Örgütün kadrolarının yüzde 40'ı 18 yaş ve altındaki gençlerden ve çocuklardan oluşuyor. Neden bunu yapıyor? Yaşı büyümüş bir kişi örgüte katamaz. Katsa bile beklentileri son derecek yüksek olur. İstediği gibi kullanamaz. Sonuçta eline silahı verip ölüme gönderiyorsun. Türk Silahlı Kuvvetleri'nin karşısına çıkartıyorsun. Eninde sonunda gideceği yer belli. Bunun için mankurtlaşma diye ifade etmiş olduğumuz beyin yıkama süreçleri çocuklarda çok daha kolay. Fedai haline getirme, örgütün menfaatleri doğrultusunda kullanma, çocuk yaşta ele geçirilmiş, örgütün bünyesine katılmış çocukları kullanmak çok daha kolay. Böyle bir boyutu var işin.
"ÖRGÜTÜN İÇERİSİNDE ÇOK CİDDİ ANLAMDA CİNSEL İSTİSMAR VAR"
Öte tarafıyla da şunu söylemek gerek. Ne yazık ki; erkek çocuk başka bir şey ama neden kız çocuklar? Duran Kalkan başta olmak üzere çocuklarla çekmiş oldukları o fotoğrafların anlamlarını konuştuk. Örgütün içerisinde çok ciddi anlamda cinsel istismar var. Bu ne yazık ki büyük bir insanlık suçu. Ama Ali Kıran Baş Kesen silahı eline almış, hüküm onda, kanun onda, o karanlık yüreğinde karanlık aklında, güç olunca o çocukların istismarı da kendini ortaya çıkarıyor.
"ÖRGÜT, PAZARLAMAK İÇİN KIZ ÇOCUKLARI VE KADINLARI KULLANIYOR"
Bir diğer tarafıyla da örgüt, pazarlamak için kız çocukları ve kadınları kullanıyor. Onların işte başlarına bir takım bölgesel örtüler geçirerek, puşiler bağlatarak kadınlara özgü, özgün, Batı'nın menfaatleri doğrultusunda mücadele eden ve Batı'ya pazarlanan bir görsellik. Kurye olarak da kullandıklarını çok gördük.

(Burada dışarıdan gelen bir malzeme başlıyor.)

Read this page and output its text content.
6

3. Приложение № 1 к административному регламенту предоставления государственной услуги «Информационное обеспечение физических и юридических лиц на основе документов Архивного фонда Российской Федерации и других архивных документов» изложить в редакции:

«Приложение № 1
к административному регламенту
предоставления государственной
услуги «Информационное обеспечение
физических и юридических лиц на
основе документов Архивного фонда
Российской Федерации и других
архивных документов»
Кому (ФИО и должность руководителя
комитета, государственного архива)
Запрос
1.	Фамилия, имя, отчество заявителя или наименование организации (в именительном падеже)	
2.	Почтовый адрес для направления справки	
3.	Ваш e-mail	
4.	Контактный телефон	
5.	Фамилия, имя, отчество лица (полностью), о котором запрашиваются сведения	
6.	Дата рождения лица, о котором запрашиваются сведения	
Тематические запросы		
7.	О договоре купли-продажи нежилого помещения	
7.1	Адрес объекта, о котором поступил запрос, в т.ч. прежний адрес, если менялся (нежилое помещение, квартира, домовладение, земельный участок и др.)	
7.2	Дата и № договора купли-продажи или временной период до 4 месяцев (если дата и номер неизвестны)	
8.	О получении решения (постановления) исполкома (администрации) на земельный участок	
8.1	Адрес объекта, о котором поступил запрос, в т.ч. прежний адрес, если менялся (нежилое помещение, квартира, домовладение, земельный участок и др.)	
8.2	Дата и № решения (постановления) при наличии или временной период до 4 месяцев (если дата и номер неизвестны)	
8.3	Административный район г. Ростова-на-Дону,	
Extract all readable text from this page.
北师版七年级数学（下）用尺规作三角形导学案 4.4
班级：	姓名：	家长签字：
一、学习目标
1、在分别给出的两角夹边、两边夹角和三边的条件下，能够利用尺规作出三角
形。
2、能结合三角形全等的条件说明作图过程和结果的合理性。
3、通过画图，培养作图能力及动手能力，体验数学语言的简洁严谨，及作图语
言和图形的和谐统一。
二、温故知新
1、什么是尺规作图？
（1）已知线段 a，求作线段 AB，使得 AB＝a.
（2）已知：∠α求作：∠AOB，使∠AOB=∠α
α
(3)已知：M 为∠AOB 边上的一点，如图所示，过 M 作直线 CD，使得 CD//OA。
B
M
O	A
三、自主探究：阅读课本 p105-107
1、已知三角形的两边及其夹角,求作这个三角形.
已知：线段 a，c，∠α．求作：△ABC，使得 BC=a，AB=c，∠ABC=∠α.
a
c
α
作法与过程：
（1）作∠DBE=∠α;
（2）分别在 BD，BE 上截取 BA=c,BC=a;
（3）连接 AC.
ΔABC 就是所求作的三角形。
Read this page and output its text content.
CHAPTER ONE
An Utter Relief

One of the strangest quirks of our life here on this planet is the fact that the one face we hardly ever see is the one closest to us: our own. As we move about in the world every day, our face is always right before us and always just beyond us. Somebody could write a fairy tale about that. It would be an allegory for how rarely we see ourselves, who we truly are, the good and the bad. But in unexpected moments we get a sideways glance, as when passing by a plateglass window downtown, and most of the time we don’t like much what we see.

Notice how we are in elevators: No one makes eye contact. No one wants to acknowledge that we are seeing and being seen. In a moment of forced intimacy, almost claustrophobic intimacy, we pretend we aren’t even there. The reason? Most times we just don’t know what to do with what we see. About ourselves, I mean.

Dağdaki mücadelelerde ölüm var terör örgütü açısından, korkuyor ve kaçıyor. Korkan ve kaçan erkeğin arkasında kadını koyuyor. Onu tahrik ediyor. Onun mücadele alanında kadını erkek teröristi mücadeleye motive etmek için kullandığını görüyor. Bu şekilde bir takım eğitimden geçirildiklerini, lider kadroları tarafından o şekilde kullanıldıklarını görüyoruz.
Bunları söylemek ne kadar doğru bilmiyorum. Kadınların oraya gelenlere sunulması, çocukların sunulması. Bu pedofili hastalığı çok ciddi bir sorun insanlık açısından. Kontrolsüz bölge. Irak'ta Suriye'de çalışırken çok karşıma çıktı. Patronaja o sapık heriflere çocukların sunulması gibi insanlık dışı duyduklarımız var. Bu noktada da çocukları kaçırmış olabileceklerini söylemek gerektiğini düşünüyorum.
"ÇOCUK YAŞTA ZİHİNLERİNİ YIKAMAK ÇOK DAHA KOLAY"
Bir de şu var. Organ ticareti, insan ticareti meselesi var. Buralarda çocukların bir şekilde bu maksatlarda kullanıldığını görüyoruz. Evlerinde, ofislerinde DEAŞ'ta da gördük bunları. Köle olarak kullanılıyorlar. Sözde karargahlarında bunları hizmetçi olarak kullanıyorlar. Bir de işte militan olarak kazandırma meselesi. Çocuk yaşta alıyorlar. Zihinlerini yıkamak çok daha kolay, devşirmek çok daha kolay. Eğitmek çok dahal kolay. Bunları alıyorlar, eğitiyorlar ve kendilerinin giremedikleri yerlere beyinleri yıkanmış olduğu için çok rahat gönderiyorlar.
Örgütte bir çocuğun yaşama ortalaması 8 yıl. 15 yaşında katılmış olsun. 20 yaşına gelmeden hayatını kaybediyor ya da oralarda yok olup gidiyor.